OF WILT, JIM BROWN AND TALKING ABOUT GOATS
By STEVE KING
Tuesday was a big day in sports history.
It was the 59th anniversary of Wilt Chamberlain’s most memorable game.
It was on March 2, 1962 that “The Big Dipper,” or “Wilt the Stilt,” as he was also known, then playing for the Philadelphia Warriors before the franchise’s move to San Francisco, scored what is still an NBA-record 100 points in a 169-147 win over the New York Knicks in Hershey, Pa. He had 59 points in the second half alone and made 28 free throws, also still a league mark.
The 7-foot-1, 275-pound center averaged 44.8 points per game that season after averaging — get this — 50.4 the previous year. In the two seasons before that — his first years in the NBA –, he averaged 37.6 and 38.4 points. From 1963-65, he averaged 36.8, 34.7 and 33.5. Plus he averaged 22.9 rebounds a game for his 14-year career.
A friend of mine who is a longtime high school basketball coach, and a real junkie about the sport, has a piece of the floor from the Hersheypark Arena at which the game was played. He got it from a friend who works for the Philadelphia 76ers. Talk about a cool memento!
Anyway, why all the talk about Chamberlain?
Because we’re all caught up these days in GOAT — greatest of all-time — discussion in every sport, everything, really, even non-sports.
As basketball fans and the so-called experts go back and forth between Lebron James and Michael Jordan for the greatest-ever tag, everybody forgets about Chamberlin, probably because he played so long ago. With numbers like I mentioned earlier, shouldn’t he be in the conversation, too?

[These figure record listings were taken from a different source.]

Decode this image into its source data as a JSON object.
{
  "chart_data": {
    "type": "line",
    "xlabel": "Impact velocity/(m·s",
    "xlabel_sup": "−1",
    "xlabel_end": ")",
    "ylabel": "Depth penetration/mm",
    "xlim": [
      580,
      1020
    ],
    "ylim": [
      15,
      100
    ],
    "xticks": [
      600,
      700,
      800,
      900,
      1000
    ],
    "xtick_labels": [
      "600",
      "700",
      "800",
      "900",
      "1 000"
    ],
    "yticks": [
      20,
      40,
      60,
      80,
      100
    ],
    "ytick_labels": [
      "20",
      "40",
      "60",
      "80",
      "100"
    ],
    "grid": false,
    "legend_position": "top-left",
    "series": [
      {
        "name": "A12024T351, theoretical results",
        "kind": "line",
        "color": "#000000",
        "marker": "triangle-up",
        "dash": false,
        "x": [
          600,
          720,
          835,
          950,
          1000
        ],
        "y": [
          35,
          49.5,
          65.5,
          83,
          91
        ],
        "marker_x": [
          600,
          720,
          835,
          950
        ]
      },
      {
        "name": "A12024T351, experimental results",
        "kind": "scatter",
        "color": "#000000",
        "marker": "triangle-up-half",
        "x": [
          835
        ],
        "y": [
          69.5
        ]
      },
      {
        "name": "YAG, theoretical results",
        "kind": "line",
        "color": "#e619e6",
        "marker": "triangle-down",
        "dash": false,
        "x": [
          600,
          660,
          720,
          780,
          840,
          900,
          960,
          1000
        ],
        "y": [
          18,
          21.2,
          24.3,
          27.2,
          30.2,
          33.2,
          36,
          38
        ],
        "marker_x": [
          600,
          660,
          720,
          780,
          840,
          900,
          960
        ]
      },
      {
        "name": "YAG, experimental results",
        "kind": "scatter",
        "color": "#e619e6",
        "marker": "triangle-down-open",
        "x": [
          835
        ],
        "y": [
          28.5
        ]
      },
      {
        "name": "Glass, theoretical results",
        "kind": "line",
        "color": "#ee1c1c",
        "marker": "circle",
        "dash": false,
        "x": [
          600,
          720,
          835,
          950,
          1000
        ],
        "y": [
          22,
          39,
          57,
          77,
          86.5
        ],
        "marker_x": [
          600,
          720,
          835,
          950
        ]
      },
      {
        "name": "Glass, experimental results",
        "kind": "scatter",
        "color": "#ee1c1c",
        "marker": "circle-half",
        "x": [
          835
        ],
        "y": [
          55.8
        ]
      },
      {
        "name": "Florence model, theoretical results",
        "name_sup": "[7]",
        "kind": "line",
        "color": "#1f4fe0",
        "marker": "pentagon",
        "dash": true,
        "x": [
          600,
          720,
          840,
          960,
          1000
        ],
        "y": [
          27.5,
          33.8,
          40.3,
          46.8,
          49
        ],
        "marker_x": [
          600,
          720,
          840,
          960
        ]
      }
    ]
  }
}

In evaluating players from different eras, it’s not, “Could Wilt Chamberlain play today?” That’s silly, goofy. Rather, in looking at greatness, ask this simple question, “Was Wilt more dominant against his own competition than, say, James or Jordan were against theirs?”
Chamberlain was born in 1936, about six months after Browns Pro Football Hall of Fame running back Jim Brown. Just as Chamberlain was light years ahead of everybody he played against, producing video-game-like statistics, so was Brown in the same. era That’s why I — and many others — call Brown the greatest football player ever. It has nothing to do with trying to determine if Brown could play today. Are you kidding? He’s 85 years old.